VBAでは使用する頻度が高いため重要な関数になります。

InStr関数はある文字列の中に指定の文字列が含まれているか検索する場合に使用するケースが多い関数ですね。

この記事では、InStr関数について、

  • 『InStr関数』の基本的な使い方
  • 『InStr関数』の構文
  • 『InStr関数』の返り値

を最初に説明します。その後、

  • 検索した文字列がない場合にはメッセージを表示させる方法
  • 検索した文字列が検索対象の文字列に複数ある場合にどうなるのか
  • 大文字小文字を区別しないで検索する方法
  • 大文字と小文字と全角半角を区別しないで検索する方法
  • InStr関数を使用した便利なプログラム

など少し応用的な内容も紹介していきます。

InStr関数の使い方

【VBA】InStr関数の使い方
InStr関数とは、

ある文字列の中から指定した文字列を検索し、最初に見つかった文字の位置を返す文字列処理関数です。

戻り値はVariant型になります。

InStr関数は以下のように記述して使用します。

InStr(検索対象の文字列, 検索する文字列)

ここで一例を紹介します。
例えば、以下のように記述したとします。

InStr(“ABCDEFG”, “C”)

この場合の返り値はどのようになるでしょうか。

このプログラムでは、文字列”ABCDEFG”の中から文字列”C”を検索し、”C”が見つかった位置の番号を返しています。

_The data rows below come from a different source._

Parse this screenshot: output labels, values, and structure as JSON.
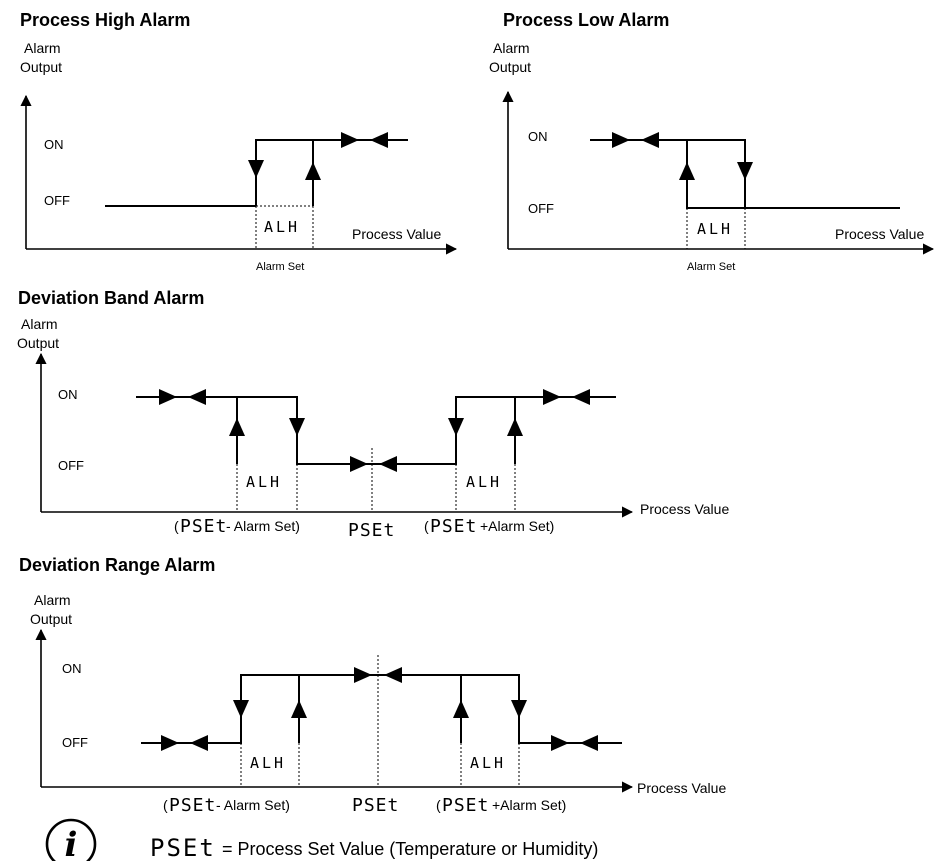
{
  "panels": {
    "high": {
      "title": "Process High Alarm",
      "y_label_1": "Alarm",
      "y_label_2": "Output",
      "on": "ON",
      "off": "OFF",
      "x_label": "Process Value",
      "box_label": "ALH",
      "set_label": "Alarm Set"
    },
    "low": {
      "title": "Process Low Alarm",
      "y_label_1": "Alarm",
      "y_label_2": "Output",
      "on": "ON",
      "off": "OFF",
      "x_label": "Process Value",
      "box_label": "ALH",
      "set_label": "Alarm Set"
    },
    "band": {
      "title": "Deviation Band Alarm",
      "y_label_1": "Alarm",
      "y_label_2": "Output",
      "on": "ON",
      "off": "OFF",
      "x_label": "Process Value",
      "box_left": "ALH",
      "box_right": "ALH",
      "pset": "PSEt",
      "minus_suffix": "- Alarm Set)",
      "plus_suffix": "+Alarm Set)",
      "open_paren": "("
    },
    "range": {
      "title": "Deviation Range Alarm",
      "y_label_1": "Alarm",
      "y_label_2": "Output",
      "on": "ON",
      "off": "OFF",
      "x_label": "Process Value",
      "box_left": "ALH",
      "box_right": "ALH",
      "pset": "PSEt",
      "minus_suffix": "- Alarm Set)",
      "plus_suffix": "+Alarm Set)",
      "open_paren": "("
    }
  },
  "note": {
    "icon": "info-icon",
    "icon_glyph": "i",
    "lcd_term": "PSEt",
    "text": "= Process Set Value (Temperature or Humidity)"
  }
}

文字列”ABCDEFG”において”C”は3番目にありますね。そのため、InStr(“ABCDEFG”, “C”)の返り値は”3”になります。

ポイント

検索する文字列が”CD”の場合でも返り値は”3”になります。
InStr関数は検索する文字列に2文字以上の文字列を指定した場合、先頭の文字の位置を返り値として返します。

InStr関数の構文

【VBA】InStr関数の構文
InStr関数の構文は以下のようになります。

InStr([start, ]string1, string2[, compare])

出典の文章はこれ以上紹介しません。